Data sementara Badan Nasional Penanggulangan Bencana (BNPB) hingga Sabtu pukul 18.48 WIB mencatat 47 korban jiwa. Pelaksana Tugas Kepala Pusat Data, Informasi, dan Komunikasi Kebencanaan BNPB Berton SP Panjaitan merinci, korban terbanyak berada di Kabupaten Manggarai dengan 24 orang, disusul Manggarai Timur 17 orang, Sikka 3 orang, Ngada 1 orang, dan Ende 1 orang. "Selain korban ini, petugas mengevakuasi dan melakukan perawatan medis terhadap para korban luka-luka," katanya.

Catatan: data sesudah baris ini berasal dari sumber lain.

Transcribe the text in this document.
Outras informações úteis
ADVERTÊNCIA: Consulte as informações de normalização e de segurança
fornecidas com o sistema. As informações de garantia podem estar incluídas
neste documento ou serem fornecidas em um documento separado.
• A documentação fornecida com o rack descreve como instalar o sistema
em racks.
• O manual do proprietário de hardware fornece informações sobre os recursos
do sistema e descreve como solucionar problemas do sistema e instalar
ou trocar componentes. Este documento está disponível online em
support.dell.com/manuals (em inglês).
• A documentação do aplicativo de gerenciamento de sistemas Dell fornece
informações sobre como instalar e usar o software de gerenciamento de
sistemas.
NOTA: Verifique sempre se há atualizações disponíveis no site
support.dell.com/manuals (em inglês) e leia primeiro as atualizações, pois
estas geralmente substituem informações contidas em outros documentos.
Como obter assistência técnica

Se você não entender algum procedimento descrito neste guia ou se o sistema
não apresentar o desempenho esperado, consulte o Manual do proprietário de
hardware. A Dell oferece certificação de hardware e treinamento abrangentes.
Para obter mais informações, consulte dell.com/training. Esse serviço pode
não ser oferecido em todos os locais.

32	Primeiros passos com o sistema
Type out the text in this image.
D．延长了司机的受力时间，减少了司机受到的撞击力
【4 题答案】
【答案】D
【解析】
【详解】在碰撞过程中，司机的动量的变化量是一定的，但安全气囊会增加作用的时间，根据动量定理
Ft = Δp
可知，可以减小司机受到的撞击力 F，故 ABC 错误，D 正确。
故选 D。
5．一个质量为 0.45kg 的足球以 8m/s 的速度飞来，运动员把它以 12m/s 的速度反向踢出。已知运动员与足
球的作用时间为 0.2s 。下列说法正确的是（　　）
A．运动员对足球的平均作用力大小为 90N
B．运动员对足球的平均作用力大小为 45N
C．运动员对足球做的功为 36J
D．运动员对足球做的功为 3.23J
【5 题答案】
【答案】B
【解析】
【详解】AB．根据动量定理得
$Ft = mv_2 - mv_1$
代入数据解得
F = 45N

Gempa yang mengguncang Kabupaten Nagekeo pada Sabtu subuh itu sempat memicu peringatan dini tsunami dari BMKG. Namun, peringatan tersebut dicabut pada pukul 07.30 WIB. Meski demikian, dampak kerusakan dan korban jiwa tetap signifikan, terutama di kawasan pesisir dan permukiman padat.
Bagi masyarakat Indonesia, bencana ini menjadi pengingat akan pentingnya kesiapsiagaan menghadapi gempa bumi, mengingat NTT berada di kawasan cincin api Pasifik. Kecepatan respons pemerintah dalam 24 jam pertama menjadi kunci untuk meminimalkan korban lebih banyak. Kolaborasi antara pemerintah pusat, daerah, TNI/Polri, dan BUMN patut diapresiasi, namun tantangan ke depan adalah memastikan distribusi bantuan tepat sasaran dan pemulihan jangka panjang, termasuk rehabilitasi infrastruktur dan psikososial bagi penyintas.
Pertanyaan yang kini mengemuka adalah bagaimana pemerintah memastikan kelangsungan hidup warga yang kehilangan tempat tinggal dan mata pencaharian dalam beberapa pekan ke depan. Akankah bantuan logistik diikuti dengan program pemulihan ekonomi yang berkelanjutan? Ini menjadi pekerjaan rumah yang tak kalah penting dari penanganan darurat itu sendiri.